Mastodon.social feels a lot like early web. Before 'social networks' were named thus. Before Ryze or Orkut, which for many Indians were their first steps into the ocean . Before even blogs. When there were communities, and it felt... right. When "assume goodwill," to steal friend Udhay Shankar's advice to those joining his pioneering list, seemed perfectly natural.
(To be clear, I didn't know Udhay or his list then. When we did meet and when I did get invited to join, those words stood out; they described what I had been looking for then --- and often I found it --- and continue to search for today.)

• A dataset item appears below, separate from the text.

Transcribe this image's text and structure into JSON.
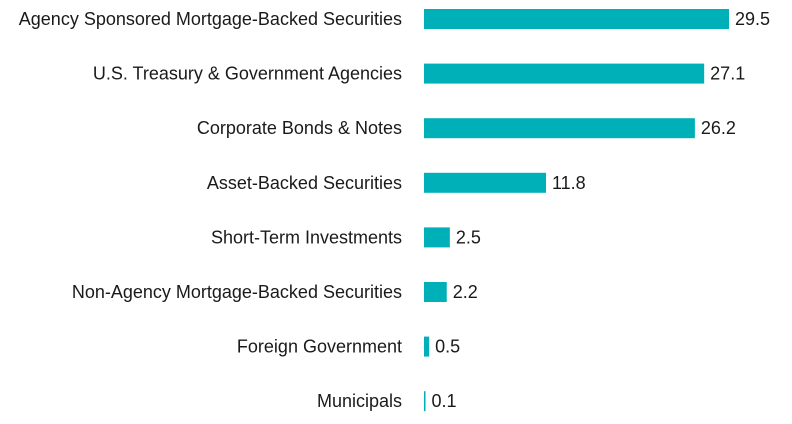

These communities of choice formed in ad hoc ways. Lists (to which I came late), chat rooms (which I jumped into enthusiastically), even comment sections when they came up. It took some time and effort to find your peeps and keep track of them.

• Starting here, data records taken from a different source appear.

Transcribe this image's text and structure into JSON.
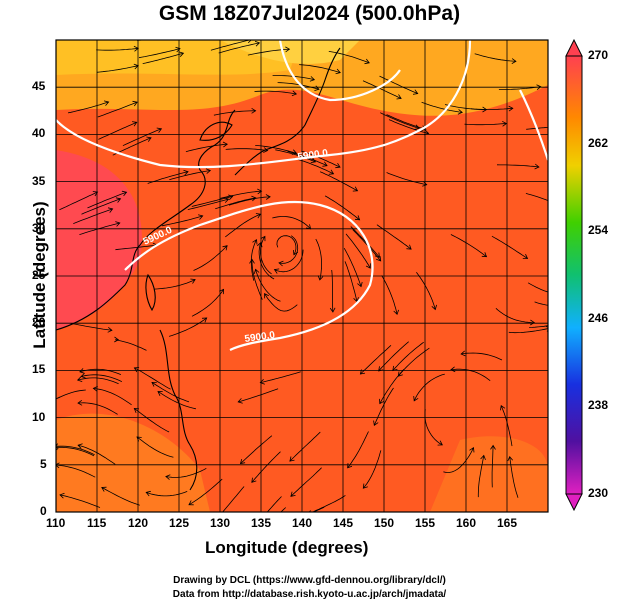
{
  "title": "GSM 18Z07Jul2024 (500.0hPa)",
  "xlabel": "Longitude (degrees)",
  "ylabel": "Latitude  (degrees)",
  "credits": [
    "Drawing by DCL (https://www.gfd-dennou.org/library/dcl/)",
    "Data from http://database.rish.kyoto-u.ac.jp/arch/jmadata/"
  ],
  "map_data": {
    "type": "map",
    "lon_range": [
      110,
      170
    ],
    "lat_range": [
      0,
      50
    ],
    "x_ticks": [
      "110",
      "115",
      "120",
      "125",
      "130",
      "135",
      "140",
      "145",
      "150",
      "155",
      "160",
      "165"
    ],
    "y_ticks": [
      "0",
      "5",
      "10",
      "15",
      "20",
      "25",
      "30",
      "35",
      "40",
      "45"
    ],
    "contour_labels": [
      "5900.0",
      "5900.0",
      "5900.0"
    ],
    "colorbar": {
      "ticks": [
        "230",
        "238",
        "246",
        "254",
        "262",
        "270"
      ],
      "colors": [
        "#e020c0",
        "#5010a0",
        "#2040ff",
        "#00c8ff",
        "#20d040",
        "#b0e000",
        "#ffc000",
        "#ff8000",
        "#ff3000",
        "#ff4060"
      ]
    },
    "colors": {
      "field_warm": "#ff5a28",
      "field_hot": "#ff4040",
      "field_yellow": "#ffb020",
      "coast": "#000000",
      "streamline": "#000000",
      "contour": "#ffffff"
    }
  }
}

Geocities was the first, if I recall right, to create infra of a sort for this. (Raise hands if you had a homestead.) Then came LiveJournal, which I totally missed out on, and then other early purpose-built networks.
And now, of course, social media seems ubiquitous, inescapable.
In this deluge of information, Mastodon.social feels calmer. Like starting over. The rules of engagement, formal or informal, are sane, and moderation is firm and decisive. I see 'influencers' fumbling around, some adding 'verified' symbols to their handles because Mastodon doesn't have them. I also see folks who are confident in their worth, being helpful, reaching out, not standing on their celebrity dignity.
I see names from long ago, people who sort of withdrew from the hurly-burly (or maybe just from my ken, as I morphed).
Perhaps, this won't last.. Perhaps server loads will get too high to keep membership free. Perhaps traffic will be too frenetic for moderators to keep track of. Perhaps.
For now, this is refreshing. And fun.
It seems like a good omen that just after I finished adding to that thread, @udhay should jump onto the elephant.
@zigzackly Geocities, Lycos, Talkcity, Tripod. Guestbooks!